Jacob Kainen, The Hidden Gem of the New York School
He left New York
In ’42, New York had become the center of the art world, and Kainen would certainly have been noticed; a virtuosic painter, remarkably erudite, not to mention a movie-star-handsome athlete, he was moreover a favorite of three early mentors to the WPA painters, the aforementioned Davis and Gorky, but also John Graham, the intellectual guru of his day. They all considered young Kainen a rising star and gave him artworks of theirs in admiration. Ad Reinhardt put him on the same tree branch as Rothko and Gottlieb in his cartoon “How To Look At Modern Art In America.” But the WPA was closing down, and Kainen needed a real job for his new family, so he moved to what was then the artistic backwater of Washington, D.C. to take a job at the Smithsonian Institute.
Too Many Careers
In DC, Kainen soon became the Smithsonian’s curator of prints, and a founder of the DC art scene, which to his dismay was non-existent. He became a mentor to Morris Louis, Ken Noland, Gene Davis, and all the Washington Color School artists as well as Alma Thomas and Sam Gilliam.
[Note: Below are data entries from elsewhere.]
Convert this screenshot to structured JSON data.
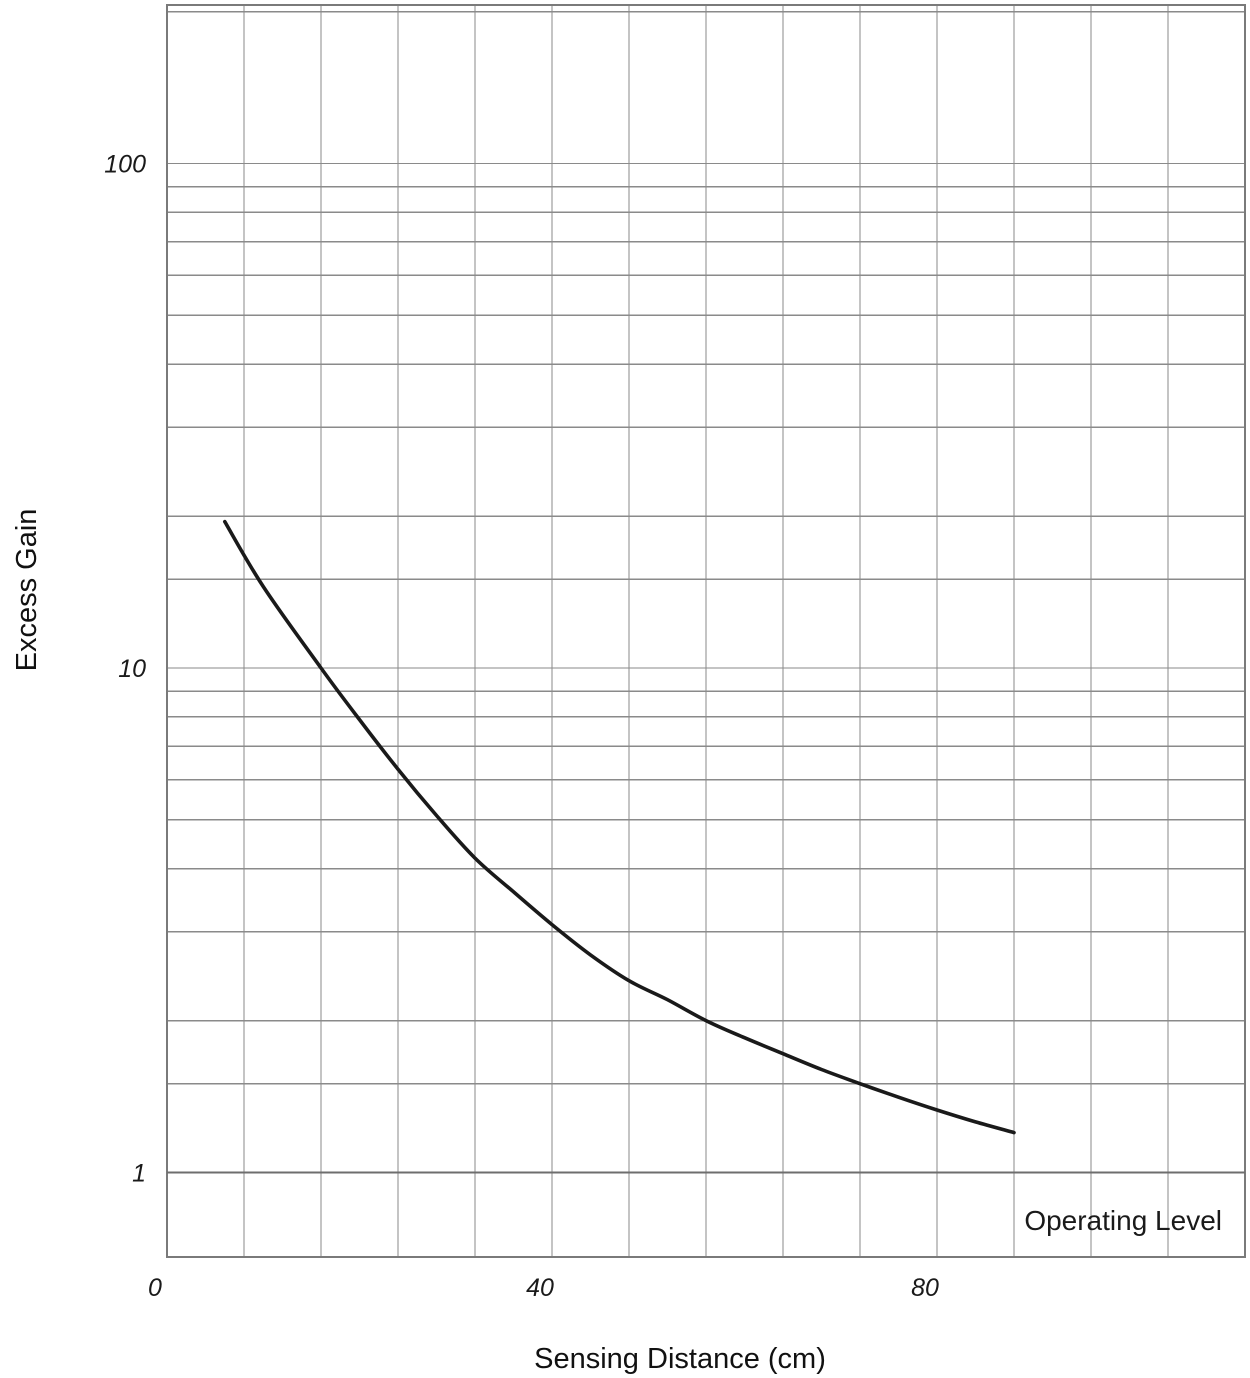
{
  "chart_data": {
    "type": "line",
    "title": "",
    "xlabel": "Sensing Distance (cm)",
    "ylabel": "Excess Gain",
    "xlim": [
      0,
      112
    ],
    "ylim": [
      0.85,
      200
    ],
    "yscale": "log",
    "grid": true,
    "x_ticks": [
      {
        "value": 0,
        "label": "0"
      },
      {
        "value": 40,
        "label": "40"
      },
      {
        "value": 80,
        "label": "80"
      }
    ],
    "y_ticks": [
      {
        "value": 1,
        "label": "1"
      },
      {
        "value": 10,
        "label": "10"
      },
      {
        "value": 100,
        "label": "100"
      }
    ],
    "x_gridlines": [
      0,
      8,
      16,
      24,
      32,
      40,
      48,
      56,
      64,
      72,
      80,
      88,
      96,
      104,
      112
    ],
    "y_gridlines": [
      1,
      1.5,
      2,
      3,
      4,
      5,
      6,
      7,
      8,
      9,
      10,
      15,
      20,
      30,
      40,
      50,
      60,
      70,
      80,
      90,
      100,
      200
    ],
    "reference_line": {
      "value": 1,
      "label": "Operating Level"
    },
    "series": [
      {
        "x": [
          6,
          10,
          16,
          20,
          24,
          28,
          32,
          36,
          40,
          44,
          48,
          52,
          56,
          60,
          64,
          68,
          72,
          76,
          80,
          84,
          88
        ],
        "y": [
          19.5,
          14.5,
          10.0,
          7.9,
          6.3,
          5.1,
          4.2,
          3.6,
          3.1,
          2.7,
          2.4,
          2.2,
          2.0,
          1.85,
          1.72,
          1.6,
          1.5,
          1.41,
          1.33,
          1.26,
          1.2
        ]
      }
    ]
  }
}
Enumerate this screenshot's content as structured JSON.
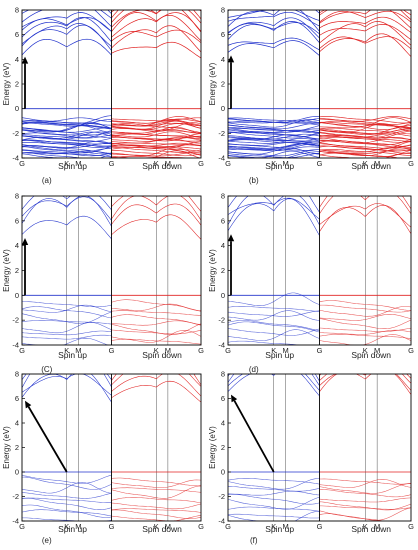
{
  "figure": {
    "colors": {
      "spin_up": "#2233cc",
      "spin_down": "#e02020",
      "spin_up_faint": "#5566dd",
      "spin_down_faint": "#e06060",
      "frame": "#000000",
      "kline": "#555555",
      "arrow": "#000000"
    }
  },
  "chart_data": [
    {
      "type": "line",
      "panel": "a",
      "caption": "(a)",
      "ylabel": "Energy (eV)",
      "ylim": [
        -4,
        8
      ],
      "yticks": [
        "-4",
        "-2",
        "0",
        "2",
        "4",
        "6",
        "8"
      ],
      "kpoints": [
        "G",
        "K",
        "M",
        "G",
        "K",
        "M",
        "G"
      ],
      "spin_up_label": "Spin up",
      "spin_down_label": "Spin down",
      "band_density": "dense",
      "gap": {
        "vbm": 0.0,
        "cbm": 4.3,
        "type": "direct",
        "arrow_from_x": 0.0,
        "arrow_to_x": 0.0
      },
      "valence_ranges": [
        [
          -4,
          -0.9
        ],
        [
          0,
          0
        ]
      ],
      "conduction_range": [
        4.3,
        8
      ]
    },
    {
      "type": "line",
      "panel": "b",
      "caption": "(b)",
      "ylabel": "Energy (eV)",
      "ylim": [
        -4,
        8
      ],
      "yticks": [
        "-4",
        "-2",
        "0",
        "2",
        "4",
        "6",
        "8"
      ],
      "kpoints": [
        "G",
        "K",
        "M",
        "G",
        "K",
        "M",
        "G"
      ],
      "spin_up_label": "Spin up",
      "spin_down_label": "Spin down",
      "band_density": "dense",
      "gap": {
        "vbm": 0.0,
        "cbm": 4.4,
        "type": "direct",
        "arrow_from_x": 0.0,
        "arrow_to_x": 0.0
      },
      "valence_ranges": [
        [
          -4,
          -0.9
        ],
        [
          0,
          0
        ]
      ],
      "conduction_range": [
        4.4,
        8
      ]
    },
    {
      "type": "line",
      "panel": "c",
      "caption": "(C)",
      "ylabel": "Energy (eV)",
      "ylim": [
        -4,
        8
      ],
      "yticks": [
        "-4",
        "-2",
        "0",
        "2",
        "4",
        "6",
        "8"
      ],
      "kpoints": [
        "G",
        "K",
        "M",
        "G",
        "K",
        "M",
        "G"
      ],
      "spin_up_label": "Spin up",
      "spin_down_label": "Spin down",
      "band_density": "sparse",
      "gap": {
        "vbm": 0.0,
        "cbm": 4.7,
        "type": "direct",
        "arrow_from_x": 0.0,
        "arrow_to_x": 0.0
      },
      "valence_ranges": [
        [
          -4,
          0
        ]
      ],
      "conduction_range": [
        4.7,
        8
      ]
    },
    {
      "type": "line",
      "panel": "d",
      "caption": "(d)",
      "ylabel": "Energy (eV)",
      "ylim": [
        -4,
        8
      ],
      "yticks": [
        "-4",
        "-2",
        "0",
        "2",
        "4",
        "6",
        "8"
      ],
      "kpoints": [
        "G",
        "K",
        "M",
        "G",
        "K",
        "M",
        "G"
      ],
      "spin_up_label": "Spin up",
      "spin_down_label": "Spin down",
      "band_density": "sparse",
      "gap": {
        "vbm": 0.0,
        "cbm": 5.0,
        "type": "direct",
        "arrow_from_x": 0.0,
        "arrow_to_x": 0.0
      },
      "valence_ranges": [
        [
          -4,
          0
        ]
      ],
      "conduction_range": [
        5.0,
        8
      ]
    },
    {
      "type": "line",
      "panel": "e",
      "caption": "(e)",
      "ylabel": "Energy (eV)",
      "ylim": [
        -4,
        8
      ],
      "yticks": [
        "-4",
        "-2",
        "0",
        "2",
        "4",
        "6",
        "8"
      ],
      "kpoints": [
        "G",
        "K",
        "M",
        "G",
        "K",
        "M",
        "G"
      ],
      "spin_up_label": "Spin up",
      "spin_down_label": "Spin down",
      "band_density": "sparse",
      "gap": {
        "vbm": 0.0,
        "cbm": 5.9,
        "type": "indirect",
        "arrow_from_x": 1.0,
        "arrow_to_x": 0.0
      },
      "valence_ranges": [
        [
          -4,
          0
        ]
      ],
      "conduction_range": [
        5.9,
        8
      ]
    },
    {
      "type": "line",
      "panel": "f",
      "caption": "(f)",
      "ylabel": "Energy (eV)",
      "ylim": [
        -4,
        8
      ],
      "yticks": [
        "-4",
        "-2",
        "0",
        "2",
        "4",
        "6",
        "8"
      ],
      "kpoints": [
        "G",
        "K",
        "M",
        "G",
        "K",
        "M",
        "G"
      ],
      "spin_up_label": "Spin up",
      "spin_down_label": "Spin down",
      "band_density": "sparse",
      "gap": {
        "vbm": 0.0,
        "cbm": 6.4,
        "type": "indirect",
        "arrow_from_x": 1.0,
        "arrow_to_x": 0.0
      },
      "valence_ranges": [
        [
          -4,
          0
        ]
      ],
      "conduction_range": [
        6.4,
        8
      ]
    }
  ]
}
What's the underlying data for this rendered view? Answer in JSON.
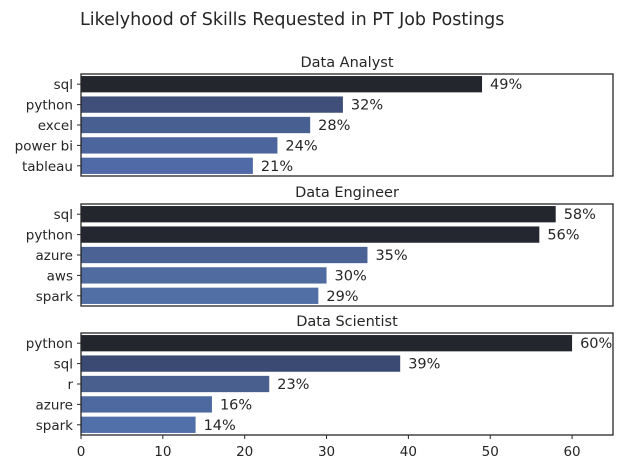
{
  "chart_data": {
    "title": "Likelyhood of Skills Requested in PT Job Postings",
    "type": "bar",
    "orientation": "horizontal",
    "xlim": [
      0,
      65
    ],
    "xticks": [
      0,
      10,
      20,
      30,
      40,
      50,
      60
    ],
    "value_suffix": "%",
    "grid": false,
    "panels": [
      {
        "title": "Data Analyst",
        "categories": [
          "sql",
          "python",
          "excel",
          "power bi",
          "tableau"
        ],
        "values": [
          49,
          32,
          28,
          24,
          21
        ],
        "colors": [
          "#23262d",
          "#3f4f79",
          "#485f91",
          "#4c659d",
          "#4f6aa6"
        ]
      },
      {
        "title": "Data Engineer",
        "categories": [
          "sql",
          "python",
          "azure",
          "aws",
          "spark"
        ],
        "values": [
          58,
          56,
          35,
          30,
          29
        ],
        "colors": [
          "#23262d",
          "#24272f",
          "#4a6394",
          "#4f6b9f",
          "#516ea5"
        ]
      },
      {
        "title": "Data Scientist",
        "categories": [
          "python",
          "sql",
          "r",
          "azure",
          "spark"
        ],
        "values": [
          60,
          39,
          23,
          16,
          14
        ],
        "colors": [
          "#23262d",
          "#3b4a72",
          "#49608f",
          "#4e699f",
          "#5170aa"
        ]
      }
    ]
  }
}
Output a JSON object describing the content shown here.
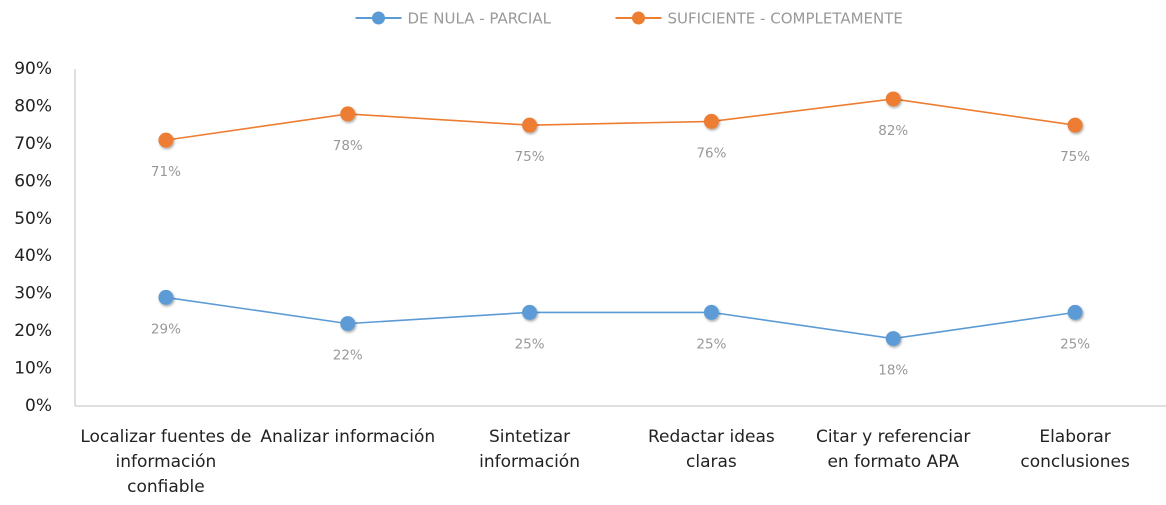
{
  "chart_data": {
    "type": "line",
    "categories": [
      "Localizar fuentes de información confiable",
      "Analizar información",
      "Sintetizar información",
      "Redactar ideas claras",
      "Citar y referenciar en formato APA",
      "Elaborar conclusiones"
    ],
    "series": [
      {
        "name": "DE NULA - PARCIAL",
        "color": "#5b9bd5",
        "values": [
          29,
          22,
          25,
          25,
          18,
          25
        ],
        "value_labels": [
          "29%",
          "22%",
          "25%",
          "25%",
          "18%",
          "25%"
        ]
      },
      {
        "name": "SUFICIENTE - COMPLETAMENTE",
        "color": "#ed7d31",
        "values": [
          71,
          78,
          75,
          76,
          82,
          75
        ],
        "value_labels": [
          "71%",
          "78%",
          "75%",
          "76%",
          "82%",
          "75%"
        ]
      }
    ],
    "ylim": [
      0,
      90
    ],
    "yticks": [
      {
        "value": 0,
        "label": "0%"
      },
      {
        "value": 10,
        "label": "10%"
      },
      {
        "value": 20,
        "label": "20%"
      },
      {
        "value": 30,
        "label": "30%"
      },
      {
        "value": 40,
        "label": "40%"
      },
      {
        "value": 50,
        "label": "50%"
      },
      {
        "value": 60,
        "label": "60%"
      },
      {
        "value": 70,
        "label": "70%"
      },
      {
        "value": 80,
        "label": "80%"
      },
      {
        "value": 90,
        "label": "90%"
      }
    ],
    "grid": false,
    "legend": "top"
  }
}
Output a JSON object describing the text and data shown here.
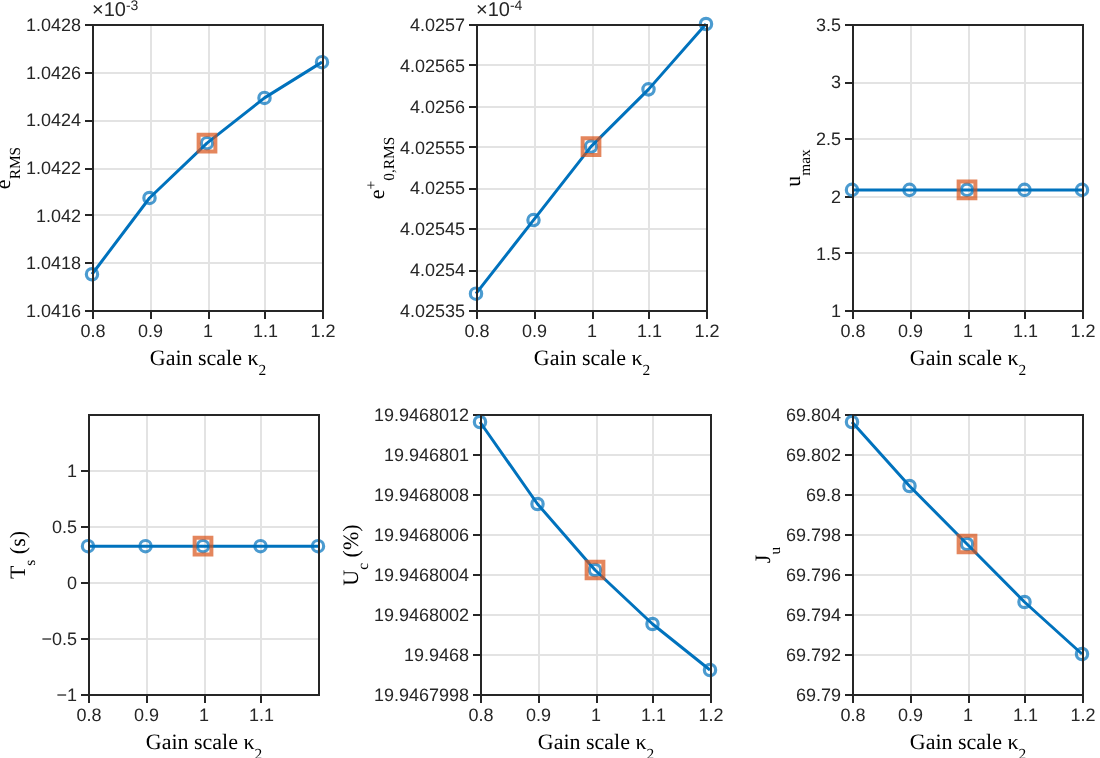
{
  "chart_data": [
    {
      "type": "line",
      "x": [
        0.8,
        0.9,
        1,
        1.1,
        1.2
      ],
      "xlabel": "Gain scale κ$_{2}$",
      "ylabel": "e$_{RMS}$",
      "annotations": [
        "×10$^{-3}$"
      ],
      "xlim": [
        0.8,
        1.2
      ],
      "xticks": [
        0.8,
        0.9,
        1,
        1.1,
        1.2
      ],
      "ylim": [
        1.0416,
        1.0428
      ],
      "yticks": [
        1.0416,
        1.0418,
        1.042,
        1.0422,
        1.0424,
        1.0426,
        1.0428
      ],
      "grid": true,
      "series": [
        {
          "color": "#0072bd",
          "marker": "circle",
          "values": [
            1.04175,
            1.04207,
            1.0423,
            1.04249,
            1.04264
          ]
        },
        {
          "type": "scatter",
          "color": "#d95319",
          "marker": "square",
          "values": [
            null,
            null,
            1.0423,
            null,
            null
          ]
        }
      ]
    },
    {
      "type": "line",
      "x": [
        0.8,
        0.9,
        1,
        1.1,
        1.2
      ],
      "xlabel": "Gain scale κ$_{2}$",
      "ylabel": "e$^{+}$$_{0,RMS}$",
      "annotations": [
        "×10$^{-4}$"
      ],
      "xlim": [
        0.8,
        1.2
      ],
      "xticks": [
        0.8,
        0.9,
        1,
        1.1,
        1.2
      ],
      "ylim": [
        4.02535,
        4.0257
      ],
      "yticks": [
        4.02535,
        4.0254,
        4.02545,
        4.0255,
        4.02555,
        4.0256,
        4.02565,
        4.0257
      ],
      "grid": true,
      "series": [
        {
          "color": "#0072bd",
          "marker": "circle",
          "values": [
            4.02537,
            4.02546,
            4.02555,
            4.02562,
            4.0257
          ]
        },
        {
          "type": "scatter",
          "color": "#d95319",
          "marker": "square",
          "values": [
            null,
            null,
            4.02555,
            null,
            null
          ]
        }
      ]
    },
    {
      "type": "line",
      "x": [
        0.8,
        0.9,
        1,
        1.1,
        1.2
      ],
      "xlabel": "Gain scale κ$_{2}$",
      "ylabel": "u$_{max}$",
      "xlim": [
        0.8,
        1.2
      ],
      "xticks": [
        0.8,
        0.9,
        1,
        1.1,
        1.2
      ],
      "ylim": [
        1,
        3.5
      ],
      "yticks": [
        1,
        1.5,
        2,
        2.5,
        3,
        3.5
      ],
      "grid": true,
      "series": [
        {
          "color": "#0072bd",
          "marker": "circle",
          "values": [
            2.05,
            2.05,
            2.05,
            2.05,
            2.05
          ]
        },
        {
          "type": "scatter",
          "color": "#d95319",
          "marker": "square",
          "values": [
            null,
            null,
            2.05,
            null,
            null
          ]
        }
      ]
    },
    {
      "type": "line",
      "x": [
        0.8,
        0.9,
        1,
        1.1,
        1.2
      ],
      "xlabel": "Gain scale κ$_{2}$",
      "ylabel": "T$_{s}$ (s)",
      "xlim": [
        0.8,
        1.2
      ],
      "xticks": [
        0.8,
        0.9,
        1,
        1.1
      ],
      "ylim": [
        -1,
        1.5
      ],
      "yticks": [
        {
          "value": -1,
          "label": "−1"
        },
        {
          "value": -0.5,
          "label": "−0.5"
        },
        0,
        0.5,
        1
      ],
      "grid": true,
      "series": [
        {
          "color": "#0072bd",
          "marker": "circle",
          "values": [
            0.32,
            0.32,
            0.32,
            0.32,
            0.32
          ]
        },
        {
          "type": "scatter",
          "color": "#d95319",
          "marker": "square",
          "values": [
            null,
            null,
            0.32,
            null,
            null
          ]
        }
      ]
    },
    {
      "type": "line",
      "x": [
        0.8,
        0.9,
        1,
        1.1,
        1.2
      ],
      "xlabel": "Gain scale κ$_{2}$",
      "ylabel": "U$_{c}$ (%)",
      "xlim": [
        0.8,
        1.2
      ],
      "xticks": [
        0.8,
        0.9,
        1,
        1.1,
        1.2
      ],
      "ylim": [
        19.9467998,
        19.9468012
      ],
      "yticks": [
        19.9467998,
        19.9468,
        19.9468002,
        19.9468004,
        19.9468006,
        19.9468008,
        19.946801,
        19.9468012
      ],
      "grid": true,
      "series": [
        {
          "color": "#0072bd",
          "marker": "circle",
          "values": [
            19.94680116,
            19.94680075,
            19.94680042,
            19.94680015,
            19.94679992
          ]
        },
        {
          "type": "scatter",
          "color": "#d95319",
          "marker": "square",
          "values": [
            null,
            null,
            19.94680042,
            null,
            null
          ]
        }
      ]
    },
    {
      "type": "line",
      "x": [
        0.8,
        0.9,
        1,
        1.1,
        1.2
      ],
      "xlabel": "Gain scale κ$_{2}$",
      "ylabel": "J$_{u}$",
      "xlim": [
        0.8,
        1.2
      ],
      "xticks": [
        0.8,
        0.9,
        1,
        1.1,
        1.2
      ],
      "ylim": [
        69.79,
        69.804
      ],
      "yticks": [
        69.79,
        69.792,
        69.794,
        69.796,
        69.798,
        69.8,
        69.802,
        69.804
      ],
      "grid": true,
      "series": [
        {
          "color": "#0072bd",
          "marker": "circle",
          "values": [
            69.8036,
            69.8004,
            69.7975,
            69.7946,
            69.792
          ]
        },
        {
          "type": "scatter",
          "color": "#d95319",
          "marker": "square",
          "values": [
            null,
            null,
            69.7975,
            null,
            null
          ]
        }
      ]
    }
  ]
}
For over 25 years, as he fathered the Washington art world, he worked 18-hour days to produce a large body of work of paintings, prints, and drawings as well as leading a prestigious career as curator, scholar, author, lecturer, and collector.
Ironically, these parallel careers only tended to obscure his art. As historian William Agee reminds us, both Hans Hoffman and Joseph Albers were first known only as teachers.
Critically Misunderstood
Critics are often swayed by a single, bold, “signature style.” Kainen created a number of wholly original, iconic approaches in his eight decades, not because he was casting about, but, much like Picasso, he was a virtuoso painter and draftsman, bursting with ideas and not content with just one concept. Sadly, this was misinterpreted by some critics, who could only give a name to these new idioms by comparing them to historical precedent, and described him as “grafting and inflecting existing styles” and having a “hybrid sensibility,” when that was the furthest thing from the truth. Kainen was remarkably self-aware aesthetically, more than most artists, and his forms and colors were very much his own throughout his long career.
Kainen believed that an artist was a “lonely Faustian thinker, combining wisdom and magic.” His wisdom can be seen in his color, draftsmanship, sensuous paint handling, and composition, which add up to more than the sum of their parts to become the magic, or what he called the “aura of human experience,” that you will feel when you see Jacob Kainen’s work.